Sin embargo, la verdadera historia no se trata solo de la acción del precio—sino de lo que las voces más influyentes de Wall Street están diciendo ahora sobre el futuro de las criptomonedas, y cada vez están más en desacuerdo.
La teoría deflacionaria que está redefiniendo la perspectiva de Bitcoin
Mike McGlone, estratega senior de commodities de Bloomberg Intelligence, acaba de lanzar una previsión que está sacudiendo el mercado: Bitcoin podría volver a los $10,000 para 2026—una predicción tan bajista que requiere un análisis serio.
Lo que hace que la predicción de McGlone sea creíble no es el valor de choque; es el marco macroeconómico que la respalda. No está analizando Bitcoin en aislamiento, sino como un activo de riesgo profundamente integrado en los ciclos de liquidez global. Su tesis central se centra en lo que él llama el punto de inflexión de inflación a deflación. A medida que los bancos centrales en todo el mundo superan el pico de inflación, la lógica del mercado está cambiando de “combatir la inflación” a “gestionar la contracción post-inflacionaria”—una etapa en la que los precios de los activos se comprimen en todos los ámbitos.
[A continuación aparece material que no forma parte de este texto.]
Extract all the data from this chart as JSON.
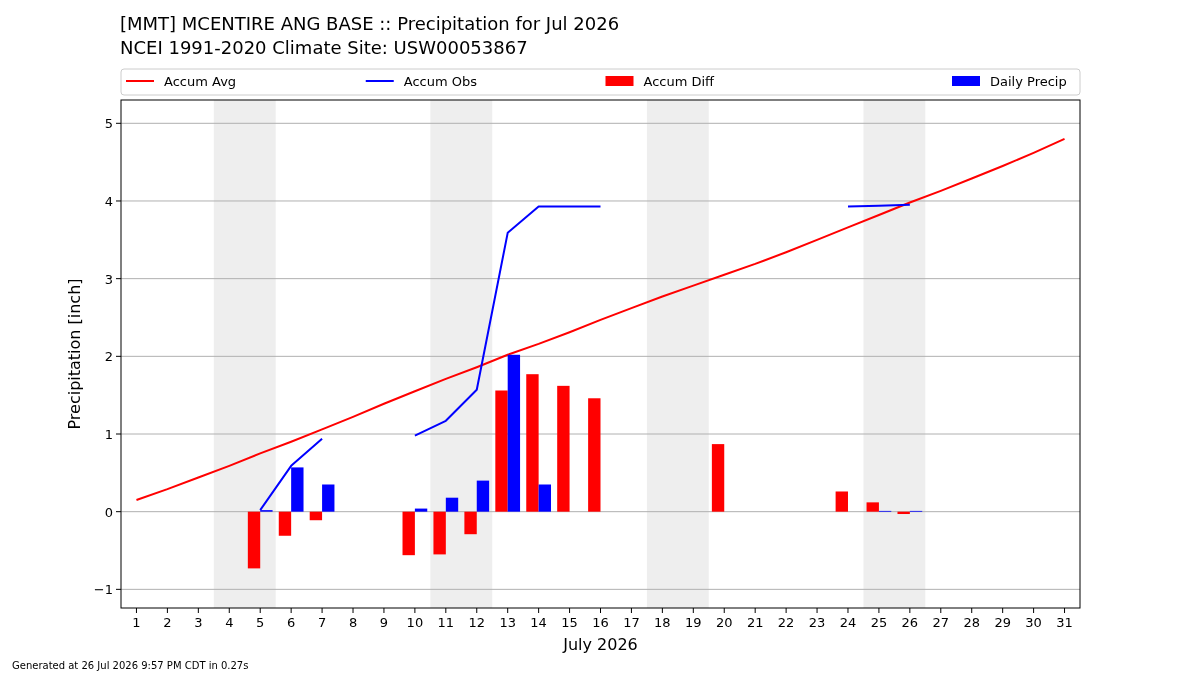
{
  "chart_data": {
    "type": "bar",
    "title": "[MMT] MCENTIRE ANG BASE :: Precipitation for Jul 2026",
    "subtitle": "NCEI 1991-2020 Climate Site: USW00053867",
    "xlabel": "July 2026",
    "ylabel": "Precipitation [inch]",
    "x": [
      1,
      2,
      3,
      4,
      5,
      6,
      7,
      8,
      9,
      10,
      11,
      12,
      13,
      14,
      15,
      16,
      17,
      18,
      19,
      20,
      21,
      22,
      23,
      24,
      25,
      26,
      27,
      28,
      29,
      30,
      31
    ],
    "series": [
      {
        "name": "Accum Avg",
        "type": "line",
        "color": "#ff0000",
        "values": [
          0.15,
          0.29,
          0.44,
          0.59,
          0.75,
          0.9,
          1.06,
          1.22,
          1.39,
          1.55,
          1.71,
          1.86,
          2.02,
          2.16,
          2.31,
          2.47,
          2.62,
          2.77,
          2.91,
          3.05,
          3.19,
          3.34,
          3.5,
          3.66,
          3.82,
          3.98,
          4.13,
          4.29,
          4.45,
          4.62,
          4.8
        ]
      },
      {
        "name": "Accum Obs",
        "type": "line",
        "color": "#0000ff",
        "values": [
          null,
          null,
          null,
          null,
          0.02,
          0.59,
          0.94,
          null,
          null,
          0.98,
          1.17,
          1.57,
          3.59,
          3.93,
          3.93,
          3.93,
          null,
          null,
          null,
          null,
          null,
          null,
          null,
          3.93,
          3.94,
          3.95,
          null,
          null,
          null,
          null,
          null
        ]
      },
      {
        "name": "Accum Diff",
        "color": "#ff0000",
        "values": [
          null,
          null,
          null,
          null,
          -0.73,
          -0.31,
          -0.11,
          null,
          null,
          -0.56,
          -0.55,
          -0.29,
          1.56,
          1.77,
          1.62,
          1.46,
          null,
          null,
          null,
          0.87,
          null,
          null,
          null,
          0.26,
          0.12,
          -0.03,
          null,
          null,
          null,
          null,
          null
        ]
      },
      {
        "name": "Daily Precip",
        "color": "#0000ff",
        "values": [
          null,
          null,
          null,
          null,
          0.02,
          0.57,
          0.35,
          null,
          null,
          0.04,
          0.18,
          0.4,
          2.02,
          0.35,
          null,
          null,
          null,
          null,
          null,
          null,
          null,
          null,
          null,
          null,
          0.01,
          0.01,
          null,
          null,
          null,
          null,
          null
        ]
      }
    ],
    "xlim": [
      0.5,
      31.5
    ],
    "xticks": [
      1,
      2,
      3,
      4,
      5,
      6,
      7,
      8,
      9,
      10,
      11,
      12,
      13,
      14,
      15,
      16,
      17,
      18,
      19,
      20,
      21,
      22,
      23,
      24,
      25,
      26,
      27,
      28,
      29,
      30,
      31
    ],
    "ylim": [
      -1.24,
      5.3
    ],
    "yticks": [
      {
        "value": -1,
        "label": "−1"
      },
      0,
      1,
      2,
      3,
      4,
      5
    ],
    "grid": "y",
    "legend": "top",
    "bands": [
      {
        "axis": "x",
        "from": 3.5,
        "to": 5.5,
        "color": "#eeeeee"
      },
      {
        "axis": "x",
        "from": 10.5,
        "to": 12.5,
        "color": "#eeeeee"
      },
      {
        "axis": "x",
        "from": 17.5,
        "to": 19.5,
        "color": "#eeeeee"
      },
      {
        "axis": "x",
        "from": 24.5,
        "to": 26.5,
        "color": "#eeeeee"
      }
    ],
    "annotations": [
      "Generated at 26 Jul 2026 9:57 PM CDT in 0.27s"
    ]
  }
}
Considera sus evidencias de apoyo:
Patrones de reversión de la riqueza: Bitcoin ha sido uno de los amplificadores de riqueza más extremos durante una década de política monetaria laxa. Cuando el crecimiento de los precios de los activos supera dramáticamente la producción económica real durante períodos prolongados, las reversiónes no han sido generalmente suaves. El crash bursátil de 1929 y la burbuja tecnológica de 2000 mostraron esta misma dinámica: los mercados buscan historias de “nuevo paradigma” en la cima, seguidas de correcciones mucho peores de lo que cualquiera esperaba.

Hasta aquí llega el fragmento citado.